KENNEDY'S BRAIN by Henning Mankell (Full Review)
*Kennedy’s Brain
by Henning Mankell
The New Press $26.95
ISBN 978-1-59558-184-6
October 2007
*Full Review first published in Mystery News (December/January 2008)
Henning Mankell is a star of the first magnitude. As such he can afford to take the kind of chances that he does here in the pages of this powerful but, ultimately, less than completely satisfying novel. Don’t get me wrong. Mankell’s prose still possesses the same chilly rigor that it usually does. In fact, he is nearly unparalleled as a stylist. At the same time, and although the author’s plotting is generally as elegant and as precise as a laser sculpture, when all is said and done, Kennedy’s Brain is episodic, meandering and, at times, almost incomprehensible.
Louise Cantor is an archeologist working on a dig in Greece. She returns to her native Sweden for an academic conference only to discover her twenty-eight-year-old son, Henrik, dead in his bed. The authorities rule the young man’s death a suicide but Louise suspects foul play. As the grief-stricken mother begins to put together the pieces of her son’s final days – in much the same way she is accustomed to re-assembling the shattered pieces of Attic pottery discovered in the ancient soil of Greece – she is confronted by strata upon strata of disinformation, conflicting data as well as the disturbing truth concerning Henrik’s HIV-positive status and his quest for the truth behind the causes of the global AIDS epidemic. In the end Cantor’s quest takes her to Mozambique and to a sinister hospice for those suffering from “the virus.” What Louise discovers is so macabre and so nefarious as to be almost unimaginable: “’Medicines are raw materials that can be just as valuable as rare metals or jewels. That’s why there is no limit to what people are prepared to do, in the name of greed’.”

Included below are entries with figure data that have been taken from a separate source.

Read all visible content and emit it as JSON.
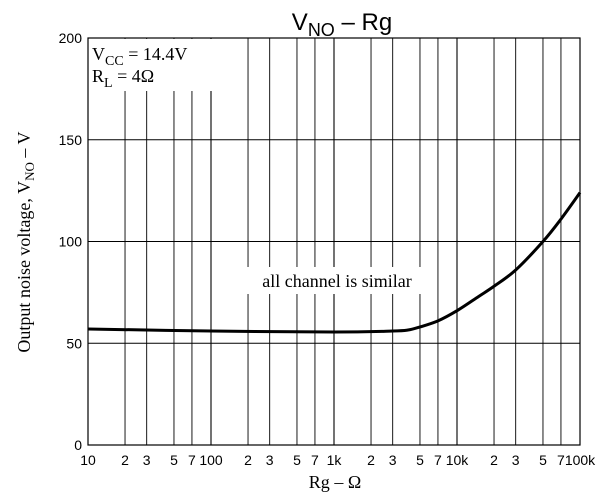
{
  "chart_data": {
    "type": "line",
    "title": {
      "main": "V",
      "sub": "NO",
      "rest": " – Rg"
    },
    "xlabel": {
      "main": "Rg",
      "rest": " – Ω"
    },
    "ylabel": {
      "main": "Output noise voltage, V",
      "sub": "NO",
      "rest": " – V"
    },
    "x_scale": "log",
    "xlim": [
      10,
      100000
    ],
    "ylim": [
      0,
      200
    ],
    "y_ticks": [
      0,
      50,
      100,
      150,
      200
    ],
    "x_ticks": [
      {
        "value": 10,
        "label": "10",
        "major": true
      },
      {
        "value": 20,
        "label": "2",
        "major": false
      },
      {
        "value": 30,
        "label": "3",
        "major": false
      },
      {
        "value": 50,
        "label": "5",
        "major": false
      },
      {
        "value": 70,
        "label": "7",
        "major": false
      },
      {
        "value": 100,
        "label": "100",
        "major": true
      },
      {
        "value": 200,
        "label": "2",
        "major": false
      },
      {
        "value": 300,
        "label": "3",
        "major": false
      },
      {
        "value": 500,
        "label": "5",
        "major": false
      },
      {
        "value": 700,
        "label": "7",
        "major": false
      },
      {
        "value": 1000,
        "label": "1k",
        "major": true
      },
      {
        "value": 2000,
        "label": "2",
        "major": false
      },
      {
        "value": 3000,
        "label": "3",
        "major": false
      },
      {
        "value": 5000,
        "label": "5",
        "major": false
      },
      {
        "value": 7000,
        "label": "7",
        "major": false
      },
      {
        "value": 10000,
        "label": "10k",
        "major": true
      },
      {
        "value": 20000,
        "label": "2",
        "major": false
      },
      {
        "value": 30000,
        "label": "3",
        "major": false
      },
      {
        "value": 50000,
        "label": "5",
        "major": false
      },
      {
        "value": 70000,
        "label": "7",
        "major": false
      },
      {
        "value": 100000,
        "label": "100k",
        "major": true
      }
    ],
    "grid": true,
    "conditions": [
      {
        "main": "V",
        "sub": "CC",
        "rest": " = 14.4V"
      },
      {
        "main": "R",
        "sub": "L",
        "rest": " = 4Ω"
      }
    ],
    "annotation": "all channel is similar",
    "series": [
      {
        "x": [
          10,
          100,
          1000,
          3000,
          4000,
          5000,
          7000,
          10000,
          15000,
          20000,
          30000,
          50000,
          70000,
          100000
        ],
        "y": [
          57,
          56,
          55.5,
          56,
          56.5,
          58,
          61,
          66,
          73,
          78,
          86,
          100,
          111,
          124
        ]
      }
    ]
  }
}
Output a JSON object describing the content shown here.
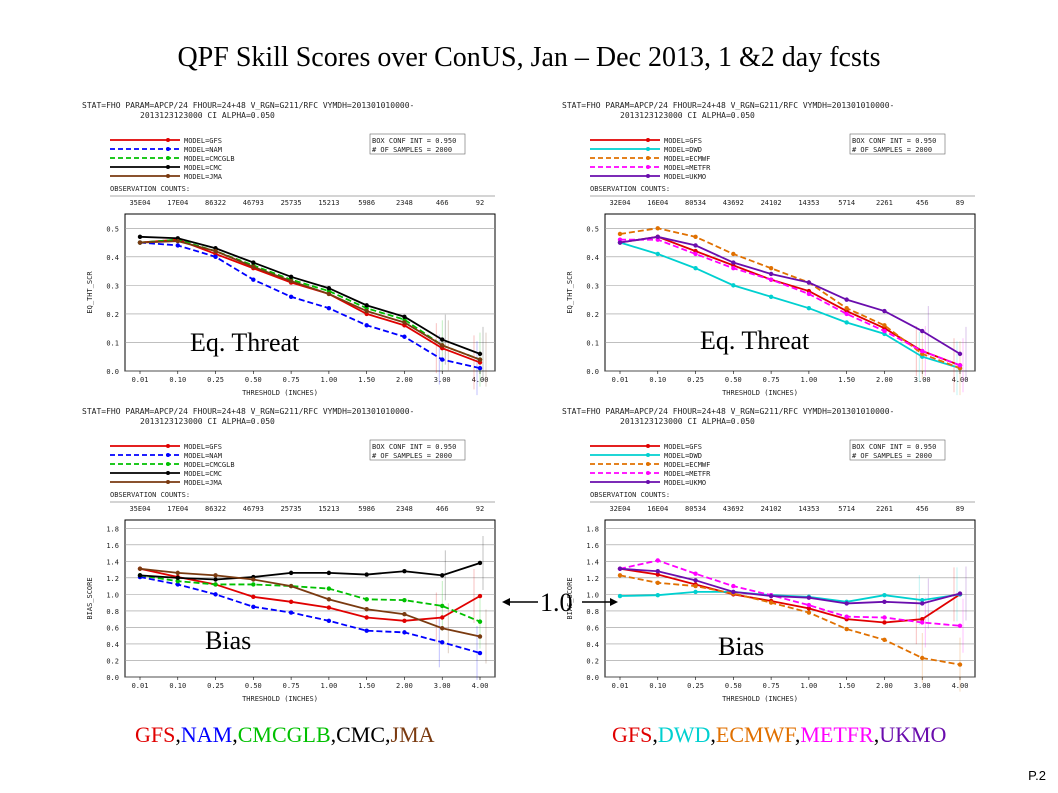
{
  "title": "QPF Skill Scores over ConUS, Jan – Dec 2013, 1 &2 day fcsts",
  "page_number": "P.2",
  "one_label": "1.0",
  "colors": {
    "GFS": "#e00000",
    "NAM": "#0000ff",
    "CMCGLB": "#00c000",
    "CMC": "#000000",
    "JMA": "#7a3a10",
    "DWD": "#00d0d0",
    "ECMWF": "#e07000",
    "METFR": "#ff00ff",
    "UKMO": "#6a0dad"
  },
  "left_legend": [
    {
      "text": "GFS",
      "color": "#e00000"
    },
    {
      "text": ",",
      "color": "#000"
    },
    {
      "text": "NAM",
      "color": "#0000ff"
    },
    {
      "text": ",",
      "color": "#000"
    },
    {
      "text": "CMCGLB",
      "color": "#00c000"
    },
    {
      "text": ",",
      "color": "#000"
    },
    {
      "text": "CMC",
      "color": "#000000"
    },
    {
      "text": ",",
      "color": "#000"
    },
    {
      "text": "JMA",
      "color": "#7a3a10"
    }
  ],
  "right_legend": [
    {
      "text": "GFS",
      "color": "#e00000"
    },
    {
      "text": ",",
      "color": "#000"
    },
    {
      "text": "DWD",
      "color": "#00d0d0"
    },
    {
      "text": ",",
      "color": "#000"
    },
    {
      "text": "ECMWF",
      "color": "#e07000"
    },
    {
      "text": ",",
      "color": "#000"
    },
    {
      "text": "METFR",
      "color": "#ff00ff"
    },
    {
      "text": ",",
      "color": "#000"
    },
    {
      "text": "UKMO",
      "color": "#6a0dad"
    }
  ],
  "chart_data": [
    {
      "type": "line",
      "header": [
        "STAT=FHO PARAM=APCP/24 FHOUR=24+48 V_RGN=G211/RFC VYMDH=201301010000-",
        "2013123123000 CI ALPHA=0.050"
      ],
      "box_text": [
        "BOX CONF INT = 0.950",
        "# OF SAMPLES = 2000"
      ],
      "obs_label": "OBSERVATION COUNTS:",
      "obs_counts": [
        "35E04",
        "17E04",
        "86322",
        "46793",
        "25735",
        "15213",
        "5986",
        "2348",
        "466",
        "92"
      ],
      "categories": [
        "0.01",
        "0.10",
        "0.25",
        "0.50",
        "0.75",
        "1.00",
        "1.50",
        "2.00",
        "3.00",
        "4.00"
      ],
      "ylabel": "EQ_THT_SCR",
      "xlabel": "THRESHOLD (INCHES)",
      "yticks": [
        "0.0",
        "0.1",
        "0.2",
        "0.3",
        "0.4",
        "0.5"
      ],
      "ylim": [
        0,
        0.55
      ],
      "big_label": "Eq. Threat",
      "series": [
        {
          "name": "MODEL=GFS",
          "color": "#e00000",
          "dash": false,
          "values": [
            0.45,
            0.46,
            0.41,
            0.36,
            0.31,
            0.27,
            0.2,
            0.16,
            0.08,
            0.03
          ]
        },
        {
          "name": "MODEL=NAM",
          "color": "#0000ff",
          "dash": true,
          "values": [
            0.45,
            0.44,
            0.4,
            0.32,
            0.26,
            0.22,
            0.16,
            0.12,
            0.04,
            0.01
          ]
        },
        {
          "name": "MODEL=CMCGLB",
          "color": "#00c000",
          "dash": true,
          "values": [
            0.45,
            0.46,
            0.42,
            0.37,
            0.32,
            0.28,
            0.22,
            0.18,
            0.09,
            0.04
          ]
        },
        {
          "name": "MODEL=CMC",
          "color": "#000000",
          "dash": false,
          "values": [
            0.47,
            0.465,
            0.43,
            0.38,
            0.33,
            0.29,
            0.23,
            0.19,
            0.11,
            0.06
          ]
        },
        {
          "name": "MODEL=JMA",
          "color": "#7a3a10",
          "dash": false,
          "values": [
            0.45,
            0.455,
            0.42,
            0.365,
            0.315,
            0.27,
            0.21,
            0.17,
            0.09,
            0.04
          ]
        }
      ]
    },
    {
      "type": "line",
      "header": [
        "STAT=FHO PARAM=APCP/24 FHOUR=24+48 V_RGN=G211/RFC VYMDH=201301010000-",
        "2013123123000 CI ALPHA=0.050"
      ],
      "box_text": [
        "BOX CONF INT = 0.950",
        "# OF SAMPLES = 2000"
      ],
      "obs_label": "OBSERVATION COUNTS:",
      "obs_counts": [
        "32E04",
        "16E04",
        "80534",
        "43692",
        "24102",
        "14353",
        "5714",
        "2261",
        "456",
        "89"
      ],
      "categories": [
        "0.01",
        "0.10",
        "0.25",
        "0.50",
        "0.75",
        "1.00",
        "1.50",
        "2.00",
        "3.00",
        "4.00"
      ],
      "ylabel": "EQ_THT_SCR",
      "xlabel": "THRESHOLD (INCHES)",
      "yticks": [
        "0.0",
        "0.1",
        "0.2",
        "0.3",
        "0.4",
        "0.5"
      ],
      "ylim": [
        0,
        0.55
      ],
      "big_label": "Eq. Threat",
      "series": [
        {
          "name": "MODEL=GFS",
          "color": "#e00000",
          "dash": false,
          "values": [
            0.45,
            0.47,
            0.42,
            0.37,
            0.32,
            0.28,
            0.21,
            0.15,
            0.07,
            0.02
          ]
        },
        {
          "name": "MODEL=DWD",
          "color": "#00d0d0",
          "dash": false,
          "values": [
            0.45,
            0.41,
            0.36,
            0.3,
            0.26,
            0.22,
            0.17,
            0.13,
            0.05,
            0.01
          ]
        },
        {
          "name": "MODEL=ECMWF",
          "color": "#e07000",
          "dash": true,
          "values": [
            0.48,
            0.5,
            0.47,
            0.41,
            0.36,
            0.31,
            0.22,
            0.16,
            0.06,
            0.01
          ]
        },
        {
          "name": "MODEL=METFR",
          "color": "#ff00ff",
          "dash": true,
          "values": [
            0.46,
            0.46,
            0.41,
            0.36,
            0.32,
            0.27,
            0.2,
            0.14,
            0.07,
            0.02
          ]
        },
        {
          "name": "MODEL=UKMO",
          "color": "#6a0dad",
          "dash": false,
          "values": [
            0.45,
            0.47,
            0.44,
            0.38,
            0.34,
            0.31,
            0.25,
            0.21,
            0.14,
            0.06
          ]
        }
      ]
    },
    {
      "type": "line",
      "header": [
        "STAT=FHO PARAM=APCP/24 FHOUR=24+48 V_RGN=G211/RFC VYMDH=201301010000-",
        "2013123123000 CI ALPHA=0.050"
      ],
      "box_text": [
        "BOX CONF INT = 0.950",
        "# OF SAMPLES = 2000"
      ],
      "obs_label": "OBSERVATION COUNTS:",
      "obs_counts": [
        "35E04",
        "17E04",
        "86322",
        "46793",
        "25735",
        "15213",
        "5986",
        "2348",
        "466",
        "92"
      ],
      "categories": [
        "0.01",
        "0.10",
        "0.25",
        "0.50",
        "0.75",
        "1.00",
        "1.50",
        "2.00",
        "3.00",
        "4.00"
      ],
      "ylabel": "BIAS_SCORE",
      "xlabel": "THRESHOLD (INCHES)",
      "yticks": [
        "0.0",
        "0.2",
        "0.4",
        "0.6",
        "0.8",
        "1.0",
        "1.2",
        "1.4",
        "1.6",
        "1.8"
      ],
      "ylim": [
        0,
        1.9
      ],
      "big_label": "Bias",
      "series": [
        {
          "name": "MODEL=GFS",
          "color": "#e00000",
          "dash": false,
          "values": [
            1.31,
            1.21,
            1.12,
            0.97,
            0.91,
            0.84,
            0.72,
            0.68,
            0.72,
            0.98
          ]
        },
        {
          "name": "MODEL=NAM",
          "color": "#0000ff",
          "dash": true,
          "values": [
            1.21,
            1.12,
            1.0,
            0.85,
            0.78,
            0.68,
            0.56,
            0.54,
            0.42,
            0.29
          ]
        },
        {
          "name": "MODEL=CMCGLB",
          "color": "#00c000",
          "dash": true,
          "values": [
            1.23,
            1.16,
            1.12,
            1.12,
            1.1,
            1.07,
            0.94,
            0.93,
            0.86,
            0.67
          ]
        },
        {
          "name": "MODEL=CMC",
          "color": "#000000",
          "dash": false,
          "values": [
            1.23,
            1.2,
            1.18,
            1.21,
            1.26,
            1.26,
            1.24,
            1.28,
            1.23,
            1.38
          ]
        },
        {
          "name": "MODEL=JMA",
          "color": "#7a3a10",
          "dash": false,
          "values": [
            1.31,
            1.26,
            1.23,
            1.18,
            1.1,
            0.94,
            0.82,
            0.76,
            0.59,
            0.49
          ]
        }
      ]
    },
    {
      "type": "line",
      "header": [
        "STAT=FHO PARAM=APCP/24 FHOUR=24+48 V_RGN=G211/RFC VYMDH=201301010000-",
        "2013123123000 CI ALPHA=0.050"
      ],
      "box_text": [
        "BOX CONF INT = 0.950",
        "# OF SAMPLES = 2000"
      ],
      "obs_label": "OBSERVATION COUNTS:",
      "obs_counts": [
        "32E04",
        "16E04",
        "80534",
        "43692",
        "24102",
        "14353",
        "5714",
        "2261",
        "456",
        "89"
      ],
      "categories": [
        "0.01",
        "0.10",
        "0.25",
        "0.50",
        "0.75",
        "1.00",
        "1.50",
        "2.00",
        "3.00",
        "4.00"
      ],
      "ylabel": "BIAS_SCORE",
      "xlabel": "THRESHOLD (INCHES)",
      "yticks": [
        "0.0",
        "0.2",
        "0.4",
        "0.6",
        "0.8",
        "1.0",
        "1.2",
        "1.4",
        "1.6",
        "1.8"
      ],
      "ylim": [
        0,
        1.9
      ],
      "big_label": "Bias",
      "series": [
        {
          "name": "MODEL=GFS",
          "color": "#e00000",
          "dash": false,
          "values": [
            1.31,
            1.24,
            1.12,
            1.0,
            0.92,
            0.83,
            0.7,
            0.66,
            0.7,
            1.0
          ]
        },
        {
          "name": "MODEL=DWD",
          "color": "#00d0d0",
          "dash": false,
          "values": [
            0.98,
            0.99,
            1.03,
            1.03,
            0.99,
            0.97,
            0.91,
            0.99,
            0.93,
            1.0
          ]
        },
        {
          "name": "MODEL=ECMWF",
          "color": "#e07000",
          "dash": true,
          "values": [
            1.23,
            1.14,
            1.1,
            1.01,
            0.9,
            0.78,
            0.58,
            0.45,
            0.23,
            0.15
          ]
        },
        {
          "name": "MODEL=METFR",
          "color": "#ff00ff",
          "dash": true,
          "values": [
            1.31,
            1.41,
            1.25,
            1.1,
            0.99,
            0.87,
            0.73,
            0.72,
            0.66,
            0.62
          ]
        },
        {
          "name": "MODEL=UKMO",
          "color": "#6a0dad",
          "dash": false,
          "values": [
            1.31,
            1.28,
            1.17,
            1.03,
            0.98,
            0.96,
            0.89,
            0.91,
            0.89,
            1.01
          ]
        }
      ]
    }
  ]
}
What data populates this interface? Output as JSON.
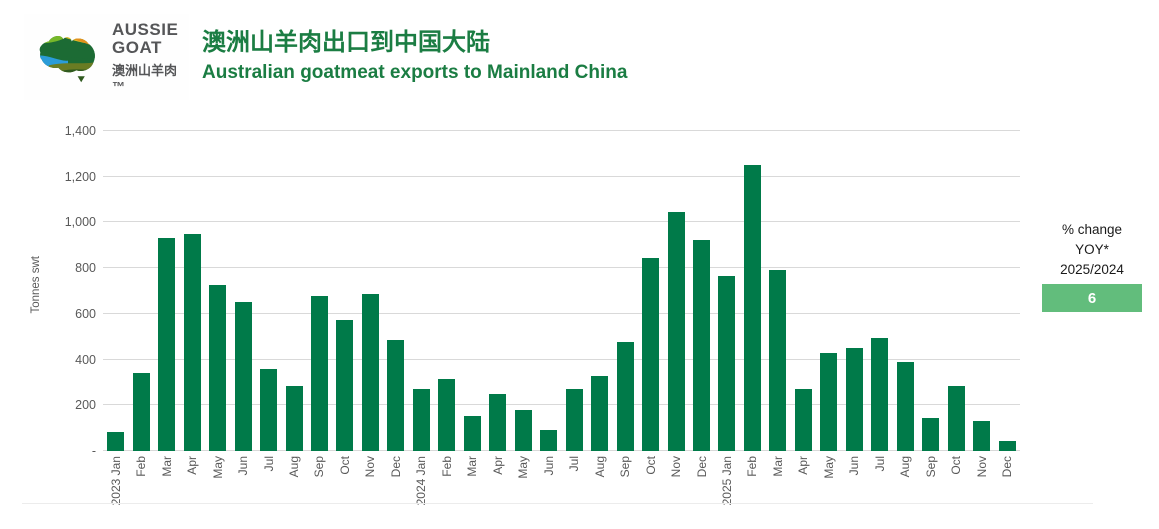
{
  "header": {
    "logo": {
      "line1": "AUSSIE",
      "line2": "GOAT",
      "line3": "澳洲山羊肉™"
    },
    "title_zh": "澳洲山羊肉出口到中国大陆",
    "title_en": "Australian goatmeat exports to Mainland China"
  },
  "chart_data": {
    "type": "bar",
    "title": "Australian goatmeat exports to Mainland China",
    "ylabel": "Tonnes swt",
    "xlabel": "",
    "ylim": [
      0,
      1400
    ],
    "ytick_step": 200,
    "ytick_labels": [
      "-",
      "200",
      "400",
      "600",
      "800",
      "1,000",
      "1,200",
      "1,400"
    ],
    "grid": true,
    "legend_position": "none",
    "bar_color": "#007a49",
    "gridline_color": "#d9d9d9",
    "categories": [
      "2023 Jan",
      "Feb",
      "Mar",
      "Apr",
      "May",
      "Jun",
      "Jul",
      "Aug",
      "Sep",
      "Oct",
      "Nov",
      "Dec",
      "2024 Jan",
      "Feb",
      "Mar",
      "Apr",
      "May",
      "Jun",
      "Jul",
      "Aug",
      "Sep",
      "Oct",
      "Nov",
      "Dec",
      "2025 Jan",
      "Feb",
      "Mar",
      "Apr",
      "May",
      "Jun",
      "Jul",
      "Aug",
      "Sep",
      "Oct",
      "Nov",
      "Dec"
    ],
    "values": [
      85,
      340,
      930,
      950,
      725,
      650,
      360,
      285,
      680,
      575,
      685,
      485,
      270,
      315,
      155,
      250,
      180,
      90,
      270,
      330,
      475,
      845,
      1045,
      925,
      765,
      1250,
      790,
      270,
      430,
      450,
      495,
      390,
      145,
      285,
      130,
      45
    ]
  },
  "yoy_panel": {
    "line1": "% change",
    "line2": "YOY*",
    "line3": "2025/2024",
    "value": "6",
    "box_color": "#62bd7c"
  }
}
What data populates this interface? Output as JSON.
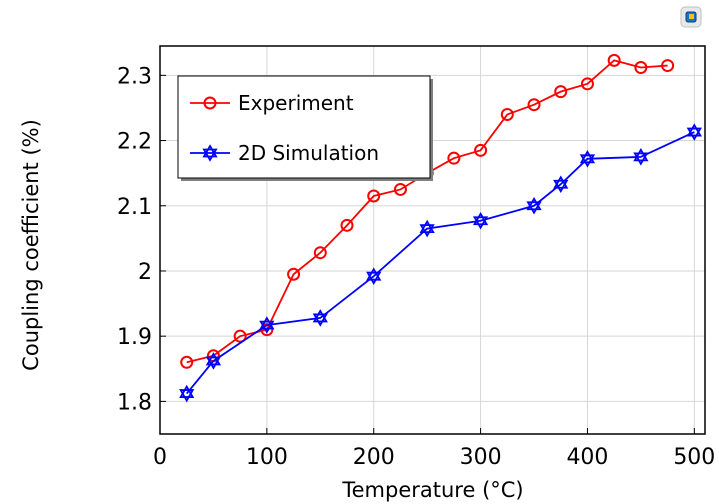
{
  "chart_data": {
    "type": "line",
    "xlabel": "Temperature (°C)",
    "ylabel": "Coupling coefficient (%)",
    "xlim": [
      0,
      510
    ],
    "ylim": [
      1.75,
      2.345
    ],
    "xticks": [
      0,
      100,
      200,
      300,
      400,
      500
    ],
    "yticks": [
      1.8,
      1.9,
      2,
      2.1,
      2.2,
      2.3
    ],
    "ytick_labels": [
      "1.8",
      "1.9",
      "2",
      "2.1",
      "2.2",
      "2.3"
    ],
    "grid": true,
    "legend_position": "top-left",
    "series": [
      {
        "name": "Experiment",
        "color": "#ff0000",
        "marker": "circle",
        "x": [
          25,
          50,
          75,
          100,
          125,
          150,
          175,
          200,
          225,
          250,
          275,
          300,
          325,
          350,
          375,
          400,
          425,
          450,
          475
        ],
        "y": [
          1.86,
          1.87,
          1.9,
          1.91,
          1.995,
          2.028,
          2.07,
          2.115,
          2.125,
          2.15,
          2.173,
          2.185,
          2.24,
          2.255,
          2.275,
          2.287,
          2.323,
          2.312,
          2.315
        ]
      },
      {
        "name": "2D Simulation",
        "color": "#0000ff",
        "marker": "star",
        "x": [
          25,
          50,
          100,
          150,
          200,
          250,
          300,
          350,
          375,
          400,
          450,
          500
        ],
        "y": [
          1.812,
          1.862,
          1.917,
          1.928,
          1.992,
          2.065,
          2.077,
          2.1,
          2.133,
          2.172,
          2.175,
          2.213
        ]
      }
    ]
  },
  "toolbar": {
    "icon": "app-logo-icon"
  }
}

As might be expected, Mankell creates rich characters with genuine emotions and with whom the reader cannot help but sympathize. All the same, the motivation fueling them in this story is murky at best. Louise, to be sure, is driven by grief. But quite what motivated Henrik’s often rather obscure actions is never fully elaborated. As mother retraces the desultory steps of the son it becomes a classic example of the blind leading the blind. Add to that the fact that, after 300+ pages, the story reaches no discernable conclusion and, well, frustration at what might have been is inevitable.
The search to establish the reality of the alleged disappearance of President John F. Kennedy’s brain after his assassination – one of Henrik’s pet obsessions – becomes a symbol in the book for the young man’s ultimately futile efforts to shed light on what he comes to believe is a global AIDS conspiracy. It thus also becomes a symbol for Louise’s quest to make sense of her son’s death. If you are confused by all of this, take heart; so am I. And I have the book right in front of me! The whole thing is a wonderful conceit but, in practical terms, it simply adds yet another layer of complexity, confusion and imponderability to a story that already has more than its share of each of those things. Either something (literally!) has been lost in the translation here or Mankell’s emotional involvement with his topic – the AIDS epidemic in Africa – gets the best of him at times and overmasters both his artistic sense as well as his immense skill asa novelist.
All of that aside, the author still creates a strong sense of place, both in terms of his native Sweden as well as with regard to the tropical climate of his adopted country of Mozambique. Marvelous characters abound and there are scenes in Kennedy’s Brain that, among the best Mankell has ever written, run the gamut from the ineffably poignant to the utterly hideous: “In the huts they were hit by the stifling smell of urine and excrement: patients were lying about on stretchers and raffia mats on the ground. Louise had trouble making out faces. All she registered was glinting eyes, groans and the smell … It was like sinking down through the centuries and entering a room full of slaves waiting to be transported … ‘Now I am wandering with Virgil and Dante through the kingdom of death’.”
By no stretch of the imagination is Kennedy’s Brain “vintage” Henning Mankell. In the end, however, it’s still Henning Mankell. For that reason, and despite its flaws, this is still an important novel and still one that is well worth reading.